Tirise assobiou e o vento foi cortado. O som do ar foi rompido, e um baque pesado surgiu, levantando uma chuva de poeira e areia.

A criatura rolou pela areia, sangue jorrando de um toco em suas costas. As asas haviam sido cortadas num golpe rápido e tentador. Kai pousou a meia distância, numa mão Tirise, na outra as asas feito folhas enormes, ainda batendo, mas numa velocidade moderada.

Os olhos de Kai brilhavam num intenso azul, e seu corpo liberava uma energia incomum, verde-arroxeada e etérea. Tirise zumbia. O ar ao seu redor pulsava em pequenas quantias de vibração. Ondas de energia.

Kai sorriu, o corpo cheio de sangue escuro e vil. Ele apertou bem o cabo de Tirise, segurando-a com as duas mãos agora.

O monstro se ergueu lentamente, muito mais nervoso do que antes. Se virando para o outro lado, ensaiou uma fuga, mas Kai não permitiu.

Cobrindo o espaço num piscar de olhos, se aproximou da criatura, e uma luta densa se iniciou.

Areia era erguida e o baque era levado para longe pelo ar. A criatura guinchava, a espada de Kai sibilava. Ambos os dois, monstros de sua espécie, iniciaram uma batalha árdua, feia e cheia de sangue. Kai sorria a cada golpe que recebia, um mais pesado e mortal que o outro. Mas era a criatura que recebia todo o dano, inundando o círculo em que dançavam de sangue e horror.

Kai estava banhado de sangue, aparando um golpe no outro, tão focado e entusiasmado quanto poderia. Adrenalina e energia corriam soltas por suas veias, prontas para explodir em milhões de fragmentos.

Ele era como um lindo dançarino, tomando as rédeas dos passos. Antes, ele foi levado ao limite e facilmente dominado, mas agora era diferente. Kai conseguia saber o próximo passo do monstro, e até mesmo forçar o monstro a agir como ele queria.

Kai Stone sempre foi alguém perspicaz e que comandava as lutas em que se metia. Quando parecia estar em desvantagem, era aí que surgia sua notória capacidade de sair de uma situação ruim. E agora, era tão fácil que nem parecia que tinha ficado em apuros.

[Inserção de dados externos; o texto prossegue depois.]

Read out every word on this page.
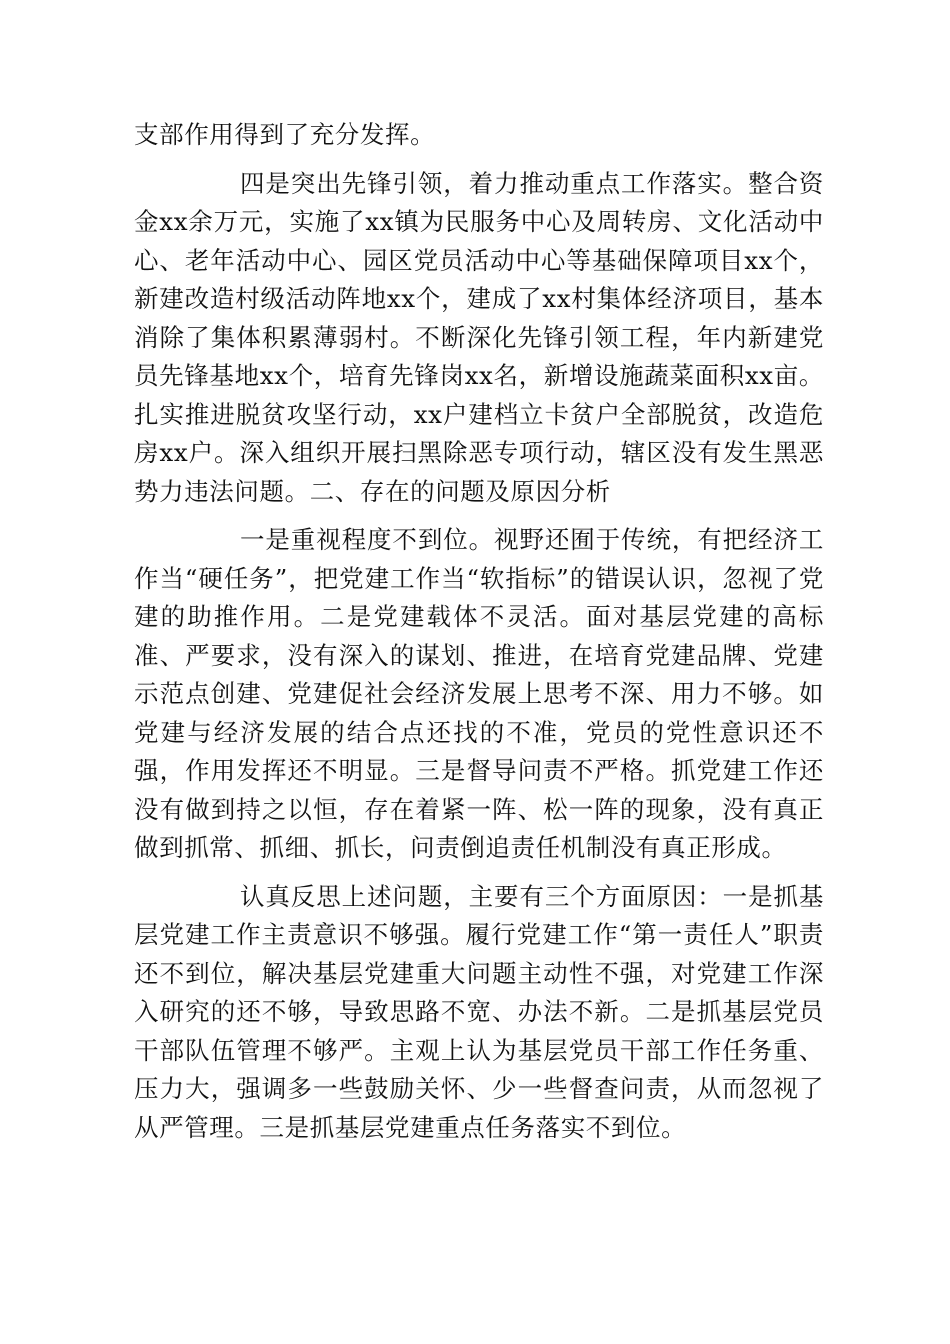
支部作用得到了充分发挥。

四是突出先锋引领，着力推动重点工作落实。整合资金xx余万元，实施了xx镇为民服务中心及周转房、文化活动中心、老年活动中心、园区党员活动中心等基础保障项目xx个，新建改造村级活动阵地xx个，建成了xx村集体经济项目，基本消除了集体积累薄弱村。不断深化先锋引领工程，年内新建党员先锋基地xx个，培育先锋岗xx名，新增设施蔬菜面积xx亩。扎实推进脱贫攻坚行动，xx户建档立卡贫户全部脱贫，改造危房xx户。深入组织开展扫黑除恶专项行动，辖区没有发生黑恶势力违法问题。二、存在的问题及原因分析

一是重视程度不到位。视野还囿于传统，有把经济工作当“硬任务”，把党建工作当“软指标”的错误认识，忽视了党建的助推作用。二是党建载体不灵活。面对基层党建的高标准、严要求，没有深入的谋划、推进，在培育党建品牌、党建示范点创建、党建促社会经济发展上思考不深、用力不够。如党建与经济发展的结合点还找的不准，党员的党性意识还不强，作用发挥还不明显。三是督导问责不严格。抓党建工作还没有做到持之以恒，存在着紧一阵、松一阵的现象，没有真正做到抓常、抓细、抓长，问责倒追责任机制没有真正形成。

认真反思上述问题，主要有三个方面原因：一是抓基层党建工作主责意识不够强。履行党建工作“第一责任人”职责还不到位，解决基层党建重大问题主动性不强，对党建工作深入研究的还不够，导致思路不宽、办法不新。二是抓基层党员干部队伍管理不够严。主观上认为基层党员干部工作任务重、压力大，强调多一些鼓励关怀、少一些督查问责，从而忽视了从严管理。三是抓基层党建重点任务落实不到位。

Ele sorria e gargalhava, inferindo um golpe atrás do outro. E a criatura parecia a ponto de enlouquecer, prestes a dar as costas e fugir dali. Kai queria isso.

Stone já tinha decepado dois tentáculos, uma perna, e abrindo um rombo na casca da criatura. Coisa que não parecia possível minutos atrás. Mas algo mudara, como sempre.

Kai parecia ser acometido por momentos de reflexão intensos e de entendimento do cosmo, assim sendo capaz de enxergar sua capacidade inata. Nestes momentos, ele conseguia entrar num fluxo de concentração aprimorado, e agir no ápice de sua acuidade mental. Adicione isso às reservas renovadas… era como se Kai nem tivesse lutado.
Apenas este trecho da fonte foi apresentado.